Das erklärte der frühere Swiss-Ski-Präsident im Interview mit der Nachrichtenagentur Keystone-SDA nach seinen ersten 100 Tagen im Amt. Demnach sollen Frauen und Männer künftig jeweils rund 45 bis 50 Rennen pro Saison bestreiten, sofern keine Weltmeisterschaften oder Olympischen Spiele stattfinden. Erste Anpassungen seien ab der Saison 2027/28 vorgesehen.

Lehmann plädiert dafür, die Saison insgesamt zu verlängern und das Weltcupfinale um eine Woche nach hinten zu verschieben. Gleichzeitig soll der Saisonauftakt kompakter gestaltet werden, um längere rennfreie Phasen zu vermeiden.

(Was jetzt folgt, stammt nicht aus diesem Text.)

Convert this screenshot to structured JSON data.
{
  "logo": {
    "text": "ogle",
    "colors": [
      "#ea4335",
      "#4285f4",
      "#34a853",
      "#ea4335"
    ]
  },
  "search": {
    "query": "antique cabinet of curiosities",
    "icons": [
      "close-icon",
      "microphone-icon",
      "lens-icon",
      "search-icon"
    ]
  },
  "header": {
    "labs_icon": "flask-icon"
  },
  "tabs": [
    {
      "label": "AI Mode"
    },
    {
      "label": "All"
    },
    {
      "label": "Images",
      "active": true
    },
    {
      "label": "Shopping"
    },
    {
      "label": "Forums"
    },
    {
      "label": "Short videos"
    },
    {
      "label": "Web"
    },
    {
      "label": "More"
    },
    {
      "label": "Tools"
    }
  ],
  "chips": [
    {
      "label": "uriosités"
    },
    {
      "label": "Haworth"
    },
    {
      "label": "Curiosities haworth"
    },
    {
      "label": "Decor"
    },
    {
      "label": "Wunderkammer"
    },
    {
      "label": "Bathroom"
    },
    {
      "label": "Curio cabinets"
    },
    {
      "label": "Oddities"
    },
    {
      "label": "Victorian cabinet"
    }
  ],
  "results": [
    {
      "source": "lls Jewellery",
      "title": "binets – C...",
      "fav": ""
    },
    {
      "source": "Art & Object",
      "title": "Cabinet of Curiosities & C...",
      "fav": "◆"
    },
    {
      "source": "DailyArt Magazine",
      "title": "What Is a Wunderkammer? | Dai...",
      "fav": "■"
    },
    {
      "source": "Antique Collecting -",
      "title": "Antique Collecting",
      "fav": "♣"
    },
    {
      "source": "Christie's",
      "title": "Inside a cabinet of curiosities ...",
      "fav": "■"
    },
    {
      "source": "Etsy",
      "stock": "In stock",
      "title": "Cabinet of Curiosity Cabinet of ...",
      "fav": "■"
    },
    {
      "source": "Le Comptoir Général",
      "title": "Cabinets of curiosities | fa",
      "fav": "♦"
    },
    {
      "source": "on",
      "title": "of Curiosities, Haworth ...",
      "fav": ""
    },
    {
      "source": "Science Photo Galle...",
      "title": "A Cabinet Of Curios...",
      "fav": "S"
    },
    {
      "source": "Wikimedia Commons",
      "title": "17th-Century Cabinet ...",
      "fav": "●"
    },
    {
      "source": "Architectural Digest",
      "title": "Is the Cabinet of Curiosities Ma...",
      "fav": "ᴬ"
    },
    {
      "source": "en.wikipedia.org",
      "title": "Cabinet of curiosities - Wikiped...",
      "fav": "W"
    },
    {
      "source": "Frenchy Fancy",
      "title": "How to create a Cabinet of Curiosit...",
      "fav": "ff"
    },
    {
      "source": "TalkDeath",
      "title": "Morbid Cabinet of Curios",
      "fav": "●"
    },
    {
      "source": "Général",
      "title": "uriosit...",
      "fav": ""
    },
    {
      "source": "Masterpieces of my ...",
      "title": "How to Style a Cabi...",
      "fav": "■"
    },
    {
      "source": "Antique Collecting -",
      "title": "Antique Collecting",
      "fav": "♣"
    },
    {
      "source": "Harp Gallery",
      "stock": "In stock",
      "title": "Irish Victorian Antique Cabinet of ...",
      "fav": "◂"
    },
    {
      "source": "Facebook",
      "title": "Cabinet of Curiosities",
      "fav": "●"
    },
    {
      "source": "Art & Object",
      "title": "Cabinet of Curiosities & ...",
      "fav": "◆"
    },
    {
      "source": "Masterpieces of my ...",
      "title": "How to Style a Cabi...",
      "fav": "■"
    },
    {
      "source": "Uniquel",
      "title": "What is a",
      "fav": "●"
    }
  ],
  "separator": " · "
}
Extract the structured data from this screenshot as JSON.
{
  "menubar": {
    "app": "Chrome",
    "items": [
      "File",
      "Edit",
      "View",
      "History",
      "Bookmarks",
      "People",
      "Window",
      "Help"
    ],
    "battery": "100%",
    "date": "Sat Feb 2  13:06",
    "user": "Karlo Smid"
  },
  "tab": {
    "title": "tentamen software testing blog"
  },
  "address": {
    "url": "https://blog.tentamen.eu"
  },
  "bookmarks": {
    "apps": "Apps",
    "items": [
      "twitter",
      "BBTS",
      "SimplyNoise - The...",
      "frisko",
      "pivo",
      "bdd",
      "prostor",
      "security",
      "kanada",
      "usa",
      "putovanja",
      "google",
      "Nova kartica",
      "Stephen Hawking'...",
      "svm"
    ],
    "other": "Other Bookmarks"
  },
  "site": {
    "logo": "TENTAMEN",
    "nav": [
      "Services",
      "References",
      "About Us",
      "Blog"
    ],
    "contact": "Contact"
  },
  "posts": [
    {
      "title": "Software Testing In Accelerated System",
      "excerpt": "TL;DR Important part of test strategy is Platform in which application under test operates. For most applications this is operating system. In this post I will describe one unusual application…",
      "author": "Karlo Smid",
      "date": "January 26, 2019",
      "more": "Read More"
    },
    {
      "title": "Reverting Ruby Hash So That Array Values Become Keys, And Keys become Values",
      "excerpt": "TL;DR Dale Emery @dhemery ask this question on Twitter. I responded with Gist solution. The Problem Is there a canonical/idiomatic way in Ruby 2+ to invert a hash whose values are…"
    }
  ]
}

Zudem fordert er eine ausgewogenere Verteilung der Rennen über die verschiedenen Disziplinen hinweg. Auch Bewerbe außerhalb Europas, etwa in Asien oder den USA, seien aus seiner Sicht denkbar.

Im alpinen Skisport sieht Lehmann weiterhin den größten wirtschaftlichen Hebel innerhalb der FIS. Diese Disziplin generiere die meiste Wertschöpfung und müsse daher strategisch weiterentwickelt werden. Gleichzeitig ortet er in anderen Bereichen wie Freestyle großes Wachstumspotenzial. Insgesamt verfolgt Lehmann das Ziel, den Schneesport stärker global auszurichten.

Darüber hinaus brachte der FIS-Geschäftsführer die Einführung eines einheitlichen weltweiten Punktesystems im alpinen Skisport ins Spiel. Ein solches System, das über alle Leistungsebenen hinweg greift, könnte laut Lehmann ab dem Jahr 2030 umgesetzt werden.

Positiv äußerte sich Lehmann auch zur geplanten Einführung einer Frauen-Vierschanzentournee, die er als wichtigen Meilenstein bezeichnete. Die Tour de Ski nannte er das „Kronjuwel im Langlauf“, betonte jedoch, dass deren sportlicher und wirtschaftlicher Stellenwert wieder gestärkt werden müsse.